Binabik shook his head. “We have been speaking now many times with Sir Camaris.” The little man gave the old knight a respectful nod. “He has
been telling us what he knows of the sword Thorn and its properties, but we have not yet learned of anything that tells us what we may do with it and the others.”
“Then we can’t afford to bet our lives on them,” Sludig said. “Magic and fairy-tricks will turn traitor every time.”
“You speak about things you do not know …” Geloë began grimly.
Josua sat up. “Stop. It is too late in the day to abandon the three swords. If it was my brother alone we fought, then perhaps we might chance it.

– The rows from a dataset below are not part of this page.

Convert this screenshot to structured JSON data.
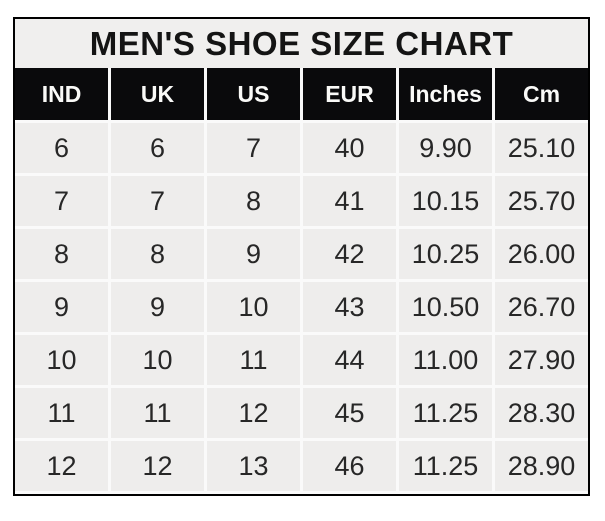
{
  "chart_data": {
    "type": "table",
    "title": "MEN'S SHOE SIZE CHART",
    "columns": [
      "IND",
      "UK",
      "US",
      "EUR",
      "Inches",
      "Cm"
    ],
    "rows": [
      [
        "6",
        "6",
        "7",
        "40",
        "9.90",
        "25.10"
      ],
      [
        "7",
        "7",
        "8",
        "41",
        "10.15",
        "25.70"
      ],
      [
        "8",
        "8",
        "9",
        "42",
        "10.25",
        "26.00"
      ],
      [
        "9",
        "9",
        "10",
        "43",
        "10.50",
        "26.70"
      ],
      [
        "10",
        "10",
        "11",
        "44",
        "11.00",
        "27.90"
      ],
      [
        "11",
        "11",
        "12",
        "45",
        "11.25",
        "28.30"
      ],
      [
        "12",
        "12",
        "13",
        "46",
        "11.25",
        "28.90"
      ]
    ]
  },
  "colors": {
    "page_bg": "#ffffff",
    "title_bg": "#f0efee",
    "title_text": "#141414",
    "header_bg": "#0a0a0c",
    "header_text": "#fafaf8",
    "cell_bg": "#eeedec",
    "cell_text": "#272727",
    "grid_line": "#fafafa",
    "outer_border": "#000000"
  }
}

But the Storm King’s hand has apparently been behind him at every step of his progress, and the swords are our only thin hope against that dark, dark scourge.”
Miriamele now stood. “Then let me ask again, Uncle Josua … Prince Josua, that we go directly to Erkynland. If the swords are valuable, then we need to take Sorrow back from my father and recover Bright-Nail from my grandfather’s grave. From what Geloë and Binabik are saying, we seem to have little time.”
Her face was solemn, but Duke Isgrimnur thought he sensed desperation behind her words. That surprised him. Important, all-important as these decisions were, why should little Miriamele sound like her own life was so absolutely dependent on going straight to Erkynland and confronting her father?
Josua’s look was cool. “Thank you, Miriamele. I have listened to what you say. I value your counsel.” He turned to face the rest of the assembly. “Now I must tell you my decision.” The desire to be finished with all this was audible in his every word.
“Here are my choices. To remain here—to build up this place, New Gadrinsett, and hold out against my brother until his misrule turns the tide in our favor. That is one possibility.” Josua ran his hand through his short hair, then held up two fingers. “The second is to go to Nabban, where with Camaris to march at the head of our army, we may quickly gain adherents, and thus eventually field an army capable of bringing down the High King.” The prince raised a third finger. “The third, as Miriamele and Freosel and others have suggested, is to move directly into Erkynland, gambling that we can find enough supporters to overcome Elias’ defenses. There is also a possibility that Isorn and Count Eolair of Nad Mullach may be able to join us with men recruited in the Frostmarch and Hernystir.”